A March Government Accountability Office (GAO) report to Congress found that the U.S. ballistic missile defense system (BMDS) has been subject to cost overruns and vague accounting and failed to achieve any of its six testing objectives for fiscal year 2008, which ended Sept. 30. Nevertheless, several system elements, including 24 upgraded ground-based midcourse defense (GMD) interceptors, are being deployed before being fully tested.
The U.S. missile defense system incorporates a variety of assets, including long-range radar facilities, satellites, and missile interceptors based on land and at sea. The Pentagon's Missile Defense Agency (MDA) has spent nearly $56 billion researching and deploying various elements of the system since 2002.
The report notes that, for the sixth year in a row, GAO was unable to assess conclusively the total cost of ballistic missile defense programs because the MDA does not provide baseline budget numbers as other major defense programs do. Nevertheless, by reviewing individual contracts, GAO estimates that MDA contractors overran budgeted costs by $152.4 million in fiscal year 2008. The Space Tracking and Surveillance System (STSS), a proposed group of satellites intended to monitor the globe for missile launches, exceeded its budget the most of the 14 contracts GAO examined. STSS costs exceeded budget projections by $87.9 million in fiscal year 2008, accounting for more than one-half of the MDA's red ink. The report estimates that, by the time all 14 contracts are completed, cumulative costs will exceed their budget projections by at least $2 billion and possibly as much as $3 billion.
The GMD program, which is intended to intercept ICBMs beyond the earth's atmosphere, came in under budget by almost $54 million for fiscal year 2008. The GAO notes that this rare bright spot in the MDA's budget performance is due primarily to the fact that the MDA did not emplace the three ground-based interceptors planned for fiscal year 2008 or conduct either of its two scheduled GMD flight tests.
All ballistic missile defense programs experienced testing delays, according to the report. As a result of these delays, none of the six "knowledge points" specified for 2008 by former MDA Director Lt. Gen. Henry Obering were achieved. The report concludes that, as a result of shortfalls in testing, "comprehensive assessments of the capabilities and limitations of the [ballistic missile defense system] are not currently possible."
Some elements of the missile defense system are being deployed without being fully tested, the report finds. For example, the MDA purchased 20 SM-3 Block 1A missiles in 2008, despite the fact that the SM-3 is not scheduled to be tested against a long-range missile until the third quarter of fiscal year 2009. Additionally, in response to earlier tests, the MDA began a program to refurbish its ground-based interceptors with upgraded kill vehicles and boosters. The upgraded model has not been flight-tested, yet "all 24 interceptors with this configuration are emplaced and considered operational," according to the GAO.

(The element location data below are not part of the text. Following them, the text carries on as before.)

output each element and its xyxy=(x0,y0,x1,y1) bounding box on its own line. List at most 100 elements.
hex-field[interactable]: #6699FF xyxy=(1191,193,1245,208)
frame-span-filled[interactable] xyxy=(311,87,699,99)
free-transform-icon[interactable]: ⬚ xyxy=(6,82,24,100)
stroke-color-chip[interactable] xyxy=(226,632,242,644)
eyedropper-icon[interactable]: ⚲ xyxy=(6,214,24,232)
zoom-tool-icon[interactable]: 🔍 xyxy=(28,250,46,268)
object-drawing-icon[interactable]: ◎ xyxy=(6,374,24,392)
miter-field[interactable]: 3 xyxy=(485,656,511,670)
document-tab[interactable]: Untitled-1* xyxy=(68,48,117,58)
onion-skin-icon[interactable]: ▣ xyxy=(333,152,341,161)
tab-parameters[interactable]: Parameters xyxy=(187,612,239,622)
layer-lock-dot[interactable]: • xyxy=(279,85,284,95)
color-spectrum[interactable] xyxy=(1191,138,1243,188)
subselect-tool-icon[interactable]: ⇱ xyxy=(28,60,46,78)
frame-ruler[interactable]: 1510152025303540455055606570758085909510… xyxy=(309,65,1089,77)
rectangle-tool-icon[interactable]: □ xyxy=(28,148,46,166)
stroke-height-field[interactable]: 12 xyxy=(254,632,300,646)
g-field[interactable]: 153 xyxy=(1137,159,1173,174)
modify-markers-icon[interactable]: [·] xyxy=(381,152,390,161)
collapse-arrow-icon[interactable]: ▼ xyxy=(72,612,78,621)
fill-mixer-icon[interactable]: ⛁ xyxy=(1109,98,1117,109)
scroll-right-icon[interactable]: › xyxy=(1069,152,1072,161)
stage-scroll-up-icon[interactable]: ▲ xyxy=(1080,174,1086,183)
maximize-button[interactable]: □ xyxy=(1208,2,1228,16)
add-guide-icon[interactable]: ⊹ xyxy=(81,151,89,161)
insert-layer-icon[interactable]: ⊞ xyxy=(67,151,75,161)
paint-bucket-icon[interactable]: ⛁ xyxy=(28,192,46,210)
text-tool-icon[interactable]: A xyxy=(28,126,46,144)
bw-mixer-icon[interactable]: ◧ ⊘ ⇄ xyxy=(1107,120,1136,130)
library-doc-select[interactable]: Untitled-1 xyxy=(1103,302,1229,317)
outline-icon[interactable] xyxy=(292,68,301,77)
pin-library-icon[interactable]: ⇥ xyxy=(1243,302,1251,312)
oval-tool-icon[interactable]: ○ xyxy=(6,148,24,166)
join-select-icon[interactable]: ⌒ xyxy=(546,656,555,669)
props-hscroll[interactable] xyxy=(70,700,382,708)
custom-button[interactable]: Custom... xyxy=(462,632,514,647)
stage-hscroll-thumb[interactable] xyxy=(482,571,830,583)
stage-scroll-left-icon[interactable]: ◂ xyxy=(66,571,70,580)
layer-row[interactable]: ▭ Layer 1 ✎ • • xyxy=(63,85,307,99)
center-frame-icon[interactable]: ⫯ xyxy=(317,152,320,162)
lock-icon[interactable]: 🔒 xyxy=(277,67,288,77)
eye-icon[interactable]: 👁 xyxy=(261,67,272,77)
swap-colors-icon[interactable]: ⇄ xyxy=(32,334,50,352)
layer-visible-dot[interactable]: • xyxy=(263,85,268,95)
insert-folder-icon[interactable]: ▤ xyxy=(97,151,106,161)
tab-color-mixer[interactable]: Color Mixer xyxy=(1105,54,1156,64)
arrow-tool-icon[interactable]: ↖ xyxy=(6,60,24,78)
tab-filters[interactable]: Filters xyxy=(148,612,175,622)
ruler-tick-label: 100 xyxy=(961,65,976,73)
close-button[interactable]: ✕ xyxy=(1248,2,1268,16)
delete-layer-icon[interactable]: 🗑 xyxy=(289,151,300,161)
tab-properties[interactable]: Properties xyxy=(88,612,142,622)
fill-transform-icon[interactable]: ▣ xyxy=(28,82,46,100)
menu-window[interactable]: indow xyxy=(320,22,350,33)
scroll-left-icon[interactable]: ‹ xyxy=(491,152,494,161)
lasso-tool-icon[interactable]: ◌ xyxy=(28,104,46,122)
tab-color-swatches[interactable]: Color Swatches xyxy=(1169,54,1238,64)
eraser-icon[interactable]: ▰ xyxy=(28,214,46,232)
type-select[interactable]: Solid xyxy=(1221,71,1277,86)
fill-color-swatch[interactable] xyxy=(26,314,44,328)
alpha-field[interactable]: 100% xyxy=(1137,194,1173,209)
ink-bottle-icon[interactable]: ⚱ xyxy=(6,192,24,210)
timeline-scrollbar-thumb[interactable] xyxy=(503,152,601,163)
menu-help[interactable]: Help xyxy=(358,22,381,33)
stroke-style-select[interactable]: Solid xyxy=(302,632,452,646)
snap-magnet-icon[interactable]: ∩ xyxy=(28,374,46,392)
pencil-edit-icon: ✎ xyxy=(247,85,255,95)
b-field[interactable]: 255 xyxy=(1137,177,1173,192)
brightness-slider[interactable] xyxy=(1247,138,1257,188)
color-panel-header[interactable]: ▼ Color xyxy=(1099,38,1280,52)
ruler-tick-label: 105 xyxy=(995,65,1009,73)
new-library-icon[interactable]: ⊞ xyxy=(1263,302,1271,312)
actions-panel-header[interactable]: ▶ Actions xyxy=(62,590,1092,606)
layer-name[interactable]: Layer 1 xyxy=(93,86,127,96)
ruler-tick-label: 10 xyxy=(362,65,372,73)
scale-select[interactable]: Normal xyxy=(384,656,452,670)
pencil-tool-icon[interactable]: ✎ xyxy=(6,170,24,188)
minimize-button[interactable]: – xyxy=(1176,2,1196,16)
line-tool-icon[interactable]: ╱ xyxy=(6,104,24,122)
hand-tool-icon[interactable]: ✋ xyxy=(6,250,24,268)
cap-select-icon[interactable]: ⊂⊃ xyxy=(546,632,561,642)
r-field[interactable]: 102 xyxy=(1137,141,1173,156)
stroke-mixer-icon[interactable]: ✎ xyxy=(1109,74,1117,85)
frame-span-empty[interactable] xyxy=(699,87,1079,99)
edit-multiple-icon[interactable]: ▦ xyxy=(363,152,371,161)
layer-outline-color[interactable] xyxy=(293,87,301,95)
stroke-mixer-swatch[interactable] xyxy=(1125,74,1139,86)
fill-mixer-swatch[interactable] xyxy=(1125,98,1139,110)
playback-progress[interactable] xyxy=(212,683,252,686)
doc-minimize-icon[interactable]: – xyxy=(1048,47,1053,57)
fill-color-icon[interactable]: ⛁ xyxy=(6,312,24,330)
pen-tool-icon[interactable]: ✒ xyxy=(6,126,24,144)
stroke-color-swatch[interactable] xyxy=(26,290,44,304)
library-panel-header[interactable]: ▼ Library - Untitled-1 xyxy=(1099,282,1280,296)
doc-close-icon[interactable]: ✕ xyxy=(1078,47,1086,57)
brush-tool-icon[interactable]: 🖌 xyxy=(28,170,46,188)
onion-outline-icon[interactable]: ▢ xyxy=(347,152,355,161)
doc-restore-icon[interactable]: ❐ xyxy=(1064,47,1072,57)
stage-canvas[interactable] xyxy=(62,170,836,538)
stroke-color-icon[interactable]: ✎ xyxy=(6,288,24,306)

The fielding of missile defense assets before they have been fully tested is in keeping with the Bush administration's policy of "spiral development." In 2002 testimony before Congress, then-MDA Director Lt. Gen. Ronald Kadish stated that the Pentagon was willing to field prototypes ahead of comprehensive testing, then upgrade those assets as the situation demanded. (See ACT, April 2002.) The GAO report observes that the philosophy of spiral development allowed the MDA to quickly field an initial missile defense capability, as directed by President George W. Bush. As the MDA has continued to develop ballistic missile defense, the GAO notes that the agency "has been less successful in fostering adequate knowledge of system capabilities prior to manufacturing and fielding [ballistic missile defense] assets."
The report recommends that the secretary of defense direct the MDA to test the ground-based interceptor "against a complex scene with countermeasures" and to "ensure that items are not manufactured for fielding before their performance has been validated through testing."